UCAN Indonesia Catholic Church News
SEASON

Pemerintah menerbitkan Inpres tentang penanganan konflik sosial

29/01/2013

Pemerintah menerbitkan Inpres tentang penanganan konflik sosial thumbnail

 

Presiden Susilo Bambang Yudhoyono kemarin menerbitkan Instruksi Presiden (Inpres) No. 2/2013 tentang penanganan konflik sosial untuk merespon konflik di sejumlah daerah dan mencuatnya kritikan bahwa pemerintah melakukan pembiaran.

Yudhoyono mengakui, tahun 2012 lalu masih terjadi konflik komunal, termasuk aksi terorisme,  sehingga, menurutnya, selama tahun 2013 dan 2014, tugas menjalankan keamanan dan ketertiban masyarakat menjadi prioritas utama, apalagi menjelang Pemilu tahun 2014.

“Sudah beberapa kali saya mengeluarkan instruksi dan arahan kepada para pejabat terkait untuk sungguh-sungguh menjaga keamanan dan ketertiban masyarakat. Namun demikian aksi-aksi kekerasan dan gangguan keamanan ini masih terus terjadi,” kata Yudhoyono di hadapan para pejabat negara di Jakarta Convention Centre, Senin (28/1).

Ia menjelaskan, dengan terbitnya Inpres tersebut, Polri akan dibantu oleh TNI dan kepala daerah memelihara situasi keamanan dan ketertiban di daerah masing-masing.

“Tidak boleh lagi ada keragu-raguan dalam bertindak. Tidak boleh lagi ada keterlambatan, tidak boleh lagi tidak bisa mencegah apa yang seharusnya bisa dicegah, dan tidak boleh lagi menghentikan konflik komunal dengan tidak tuntas.

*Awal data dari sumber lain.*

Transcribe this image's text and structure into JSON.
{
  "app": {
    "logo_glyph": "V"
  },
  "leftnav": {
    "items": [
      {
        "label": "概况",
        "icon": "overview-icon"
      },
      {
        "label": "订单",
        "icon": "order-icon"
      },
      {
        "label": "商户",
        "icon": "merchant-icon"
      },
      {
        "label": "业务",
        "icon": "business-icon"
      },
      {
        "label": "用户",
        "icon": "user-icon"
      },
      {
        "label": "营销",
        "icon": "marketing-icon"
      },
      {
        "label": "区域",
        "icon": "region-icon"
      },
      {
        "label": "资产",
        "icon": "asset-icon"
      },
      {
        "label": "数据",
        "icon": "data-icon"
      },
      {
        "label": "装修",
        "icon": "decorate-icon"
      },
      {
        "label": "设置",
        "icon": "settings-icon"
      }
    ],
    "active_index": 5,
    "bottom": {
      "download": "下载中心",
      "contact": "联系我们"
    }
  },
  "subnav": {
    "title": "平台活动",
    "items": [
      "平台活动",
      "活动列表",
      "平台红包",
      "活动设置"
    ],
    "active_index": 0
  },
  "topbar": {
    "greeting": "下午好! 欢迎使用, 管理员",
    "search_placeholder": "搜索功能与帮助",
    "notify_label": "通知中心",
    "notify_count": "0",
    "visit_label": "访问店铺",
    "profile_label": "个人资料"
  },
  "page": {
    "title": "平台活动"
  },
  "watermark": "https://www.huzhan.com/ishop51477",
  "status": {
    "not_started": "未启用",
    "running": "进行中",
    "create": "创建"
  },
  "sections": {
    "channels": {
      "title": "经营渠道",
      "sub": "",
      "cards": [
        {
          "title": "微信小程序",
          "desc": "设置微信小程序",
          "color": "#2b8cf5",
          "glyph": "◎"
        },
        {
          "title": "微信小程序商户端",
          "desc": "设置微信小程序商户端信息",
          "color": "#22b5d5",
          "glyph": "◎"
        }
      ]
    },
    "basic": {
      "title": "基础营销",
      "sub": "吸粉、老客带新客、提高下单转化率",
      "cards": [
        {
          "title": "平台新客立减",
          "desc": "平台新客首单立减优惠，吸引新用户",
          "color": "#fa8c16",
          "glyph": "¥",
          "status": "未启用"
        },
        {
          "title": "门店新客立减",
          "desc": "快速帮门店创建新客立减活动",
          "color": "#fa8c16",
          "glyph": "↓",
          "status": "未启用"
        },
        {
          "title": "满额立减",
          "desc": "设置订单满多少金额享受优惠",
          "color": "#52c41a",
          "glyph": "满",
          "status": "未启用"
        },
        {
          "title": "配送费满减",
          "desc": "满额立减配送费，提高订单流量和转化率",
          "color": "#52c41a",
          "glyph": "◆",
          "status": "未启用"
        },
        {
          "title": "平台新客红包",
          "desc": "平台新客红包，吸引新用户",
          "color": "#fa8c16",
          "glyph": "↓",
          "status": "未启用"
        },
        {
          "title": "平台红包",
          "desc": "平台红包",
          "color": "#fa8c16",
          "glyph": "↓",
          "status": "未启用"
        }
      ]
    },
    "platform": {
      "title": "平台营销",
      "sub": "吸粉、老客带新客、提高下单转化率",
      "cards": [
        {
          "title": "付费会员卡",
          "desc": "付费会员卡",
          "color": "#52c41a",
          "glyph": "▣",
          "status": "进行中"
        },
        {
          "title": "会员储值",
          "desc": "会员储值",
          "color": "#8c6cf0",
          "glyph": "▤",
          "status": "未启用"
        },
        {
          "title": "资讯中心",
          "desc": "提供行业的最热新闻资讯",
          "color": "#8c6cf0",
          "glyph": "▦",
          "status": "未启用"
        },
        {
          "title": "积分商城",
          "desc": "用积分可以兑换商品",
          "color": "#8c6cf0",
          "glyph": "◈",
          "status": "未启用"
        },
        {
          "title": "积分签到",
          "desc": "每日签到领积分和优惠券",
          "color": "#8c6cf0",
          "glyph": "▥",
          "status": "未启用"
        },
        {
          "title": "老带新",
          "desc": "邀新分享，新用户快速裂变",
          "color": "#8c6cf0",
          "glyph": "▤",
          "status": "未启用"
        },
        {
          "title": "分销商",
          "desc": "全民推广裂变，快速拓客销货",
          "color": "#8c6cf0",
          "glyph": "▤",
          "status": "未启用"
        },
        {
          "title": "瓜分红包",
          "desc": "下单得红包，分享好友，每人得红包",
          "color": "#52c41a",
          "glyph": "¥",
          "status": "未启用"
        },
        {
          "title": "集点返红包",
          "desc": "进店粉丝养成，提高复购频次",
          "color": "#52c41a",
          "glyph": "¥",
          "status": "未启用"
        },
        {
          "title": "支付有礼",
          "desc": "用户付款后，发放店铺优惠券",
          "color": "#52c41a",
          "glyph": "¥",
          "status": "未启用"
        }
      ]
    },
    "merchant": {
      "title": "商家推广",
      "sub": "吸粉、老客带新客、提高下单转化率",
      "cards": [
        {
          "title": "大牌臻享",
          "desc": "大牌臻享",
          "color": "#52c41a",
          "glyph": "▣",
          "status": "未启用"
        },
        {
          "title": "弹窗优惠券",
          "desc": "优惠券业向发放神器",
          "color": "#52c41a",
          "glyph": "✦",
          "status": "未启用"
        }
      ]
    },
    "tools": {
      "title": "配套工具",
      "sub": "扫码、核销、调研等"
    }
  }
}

Jangan simpan bom waktu. Harus tuntas,” jelasnya.

Menteri Koordinator Politik Hukum dan Keamanan Djoko Suyanto pun menjelaskan, “Substansi Inpres ini meningkatkan efektifitas penanganan dalam penanganan konflik sesuai fungsi dan tugas masing-masing berdasarkan undang-undang yang berlaku.”

Ia mengaku sudah memberikan arahan kepada gubernur, bupati, dan walikota agar mengetahui peta-peta konflik di daerah masing-masing. Dengan demikian, penanganan konflik itu bisa diatasi atau bahkan bisa dicegah sebelum meluas.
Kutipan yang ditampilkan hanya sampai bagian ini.